Sexual signals such as colourful plumage are critical for mate attraction and hence reproduction, even though their conspicuousness exposes them to parasites and predators (Zuk & Kolluru 1998
). Such signals often represent compromises between natural and sexual selection. Since 1991, we have been examining the responses to such conflicting selective pressure in populations of the field cricket Teleogryllus oceanicus
, an Australian and Pacific Island species introduced to three Hawaiian Islands (Oahu, the Big Island of Hawaii and Kauai), where it is subject to an acoustically orienting parasitoid fly, Ormia ochracea
(Zuk et al. 1993
). The parasitoid is North American in origin and overlaps in range with T. oceanicus
only in Hawaii (Lehmann 2003
). The fly finds its host using the same signal (the calling song) that males produce to attract mates; fly larvae burrow into the cricket and develop inside, killing the host upon emergence.
Previous work demonstrated that parasitized populations have altered song structure, response to disturbance and calling behaviour compared with unparasitized populations (Zuk et al. 1993
; Rotenberry et al. 1996
; Lewkiewicz & Zuk 2004
). Here we document a much more extreme and rapid adaptive change, near-complete loss of calling, in the Kauai population, and examine its consequences for mate location and the evolution of mate choice in the context of interaction between behavioural plasticity and morphological adaptation.
Kauai has always had the highest prevalence of the parasitoid, with nearly 30% of calling males harbouring the fly (Zuk et al. 1993
). Presumably owing to the associated mortality, with each field visit since 1991 we heard and observed fewer crickets on that island, and in 2001 only heard a single calling male, with all crickets extremely scarce in intensive searches (methods; see electronic supplementary material).

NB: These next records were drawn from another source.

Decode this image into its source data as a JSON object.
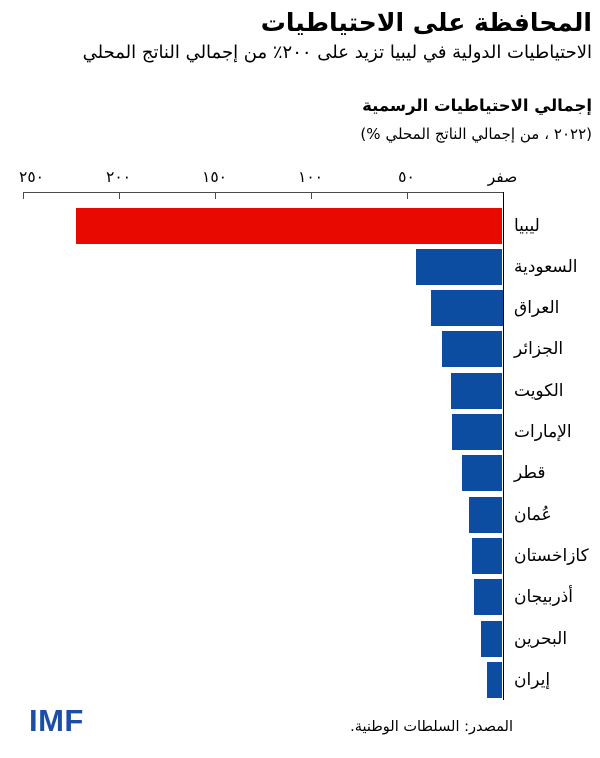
{
  "header": {
    "title": "المحافظة على الاحتياطيات",
    "subtitle": "الاحتياطيات الدولية في ليبيا تزيد على ٢٠٠٪ من إجمالي الناتج المحلي"
  },
  "panel": {
    "heading": "إجمالي الاحتياطيات الرسمية",
    "subheading_open": "(%",
    "subheading_text": "من إجمالي الناتج المحلي",
    "subheading_year": "، ٢٠٢٢)"
  },
  "chart_data": {
    "type": "bar",
    "orientation": "horizontal",
    "axis_direction": "rtl-zero-on-right",
    "title": "إجمالي الاحتياطيات الرسمية",
    "subtitle": "(% من إجمالي الناتج المحلي، ٢٠٢٢)",
    "categories": [
      "ليبيا",
      "السعودية",
      "العراق",
      "الجزائر",
      "الكويت",
      "الإمارات",
      "قطر",
      "عُمان",
      "كازاخستان",
      "أذربيجان",
      "البحرين",
      "إيران"
    ],
    "values": [
      222,
      45,
      37.5,
      31.5,
      27,
      26.5,
      21,
      17.5,
      16,
      15,
      11,
      8
    ],
    "highlight_index": 0,
    "xlim": [
      0,
      250
    ],
    "axis": {
      "tick_values": [
        250,
        200,
        150,
        100,
        50,
        0
      ],
      "tick_labels": [
        "٢٥٠",
        "٢٠٠",
        "١٥٠",
        "١٠٠",
        "٥٠",
        "صفر"
      ]
    },
    "colors": {
      "highlight": "#e80a00",
      "bar": "#0c4da2",
      "axis": "#4a4a4a"
    },
    "grid": false,
    "legend": false
  },
  "footer": {
    "logo": "IMF",
    "logo_color": "#1c4ea6",
    "source": "المصدر: السلطات الوطنية."
  }
}
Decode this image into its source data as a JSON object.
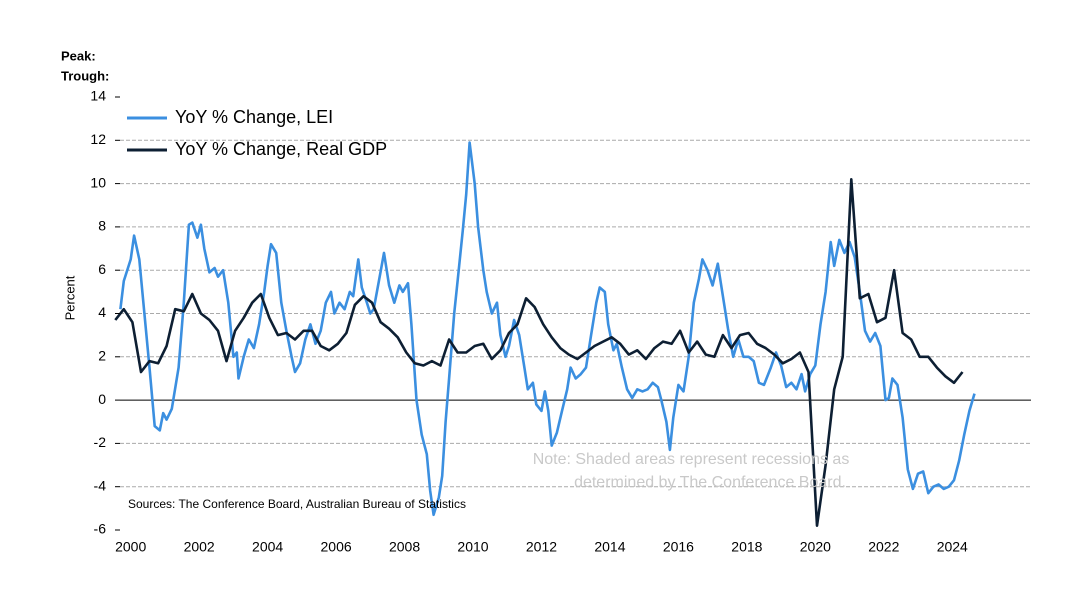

Over a three day visit in 2003, although we heard none calling, crickets were far more abundant than before in their habitat of fields and lawns. Further examination revealed that virtually all Kauai males had female-like wings, lacking the normal stridulatory apparatus of file and scraper required for sound production (hereafter called flatwings; ). Instead, the file is reduced in size and relocated at an angle precluding sound production (). Flatwings are thus unable to call. Populations from the other Hawaiian Islands as well as descendents from eggs collected on Kauai before 2003 continue to exhibit normal wings.
Figure 1 Underside of the right forewing from a normal-winged male (a), flatwing male (b) and female (c) Teleogryllus oceanicus. (d–f) SEM micrographs of these wings showing magnified structures of interest. Normal-winged males possess a stridulatory apparatus (more ...)
Loss of calling clearly protects the crickets from the parasitoid. Although flies are still attracted to sound traps on Kauai, out of 121 flatwings dissected, only one harboured parasitoid larvae, versus greater than 30% infestation rates previously associated with normal-winged males on Kauai. But this protection comes with the price of losing the sexual signal. How do females locate silent flatwing males? Moreover, like most field crickets, T. oceanicus
males produce a courtship song after a female is within close range. Females in this and other species require the male to produce the courtship song before mounting to receive a spermatophore (Burk 1983
; Libersat et al. 1994
). Flatwings can produce neither calling nor courtship song, and crickets are not known to use long-range pheromones for mate location (Tregenza & Wedell 1997
). Nevertheless, the now-thriving population of T. oceanicus
on Kauai suggests that the obstacles in both detecting and accepting mates have been overcome.
Here, we focus on the difficulty of long-range mate location. We propose that flatwing male T. oceanicus
on Kauai behave as ‘satellites’ (Cade 1980
) to the few calling males that remain, with an enhanced phonotaxis response to a calling song that brings them into close proximity with the caller. Attracted females should then be much more likely to encounter flatwings as potential mates than they would if the flatwings simply moved at random throughout the habitat. Male crickets from a variety of species, including T. oceanicus
, are normally attracted to the song of other males (Kiflawi & Gray 2000
), but they usually settle at least 1
m from the caller (M. Zuk 1991–2004, unpublished observations). Satellite behaviour was proposed for a related species, Gryllus texensis
, subject to parasitization by O. ochracea
in North America (Cade 1975
). We predicted that flatwings would move towards a caller more quickly, and stop at a point closer to the caller, than would normal-winged males.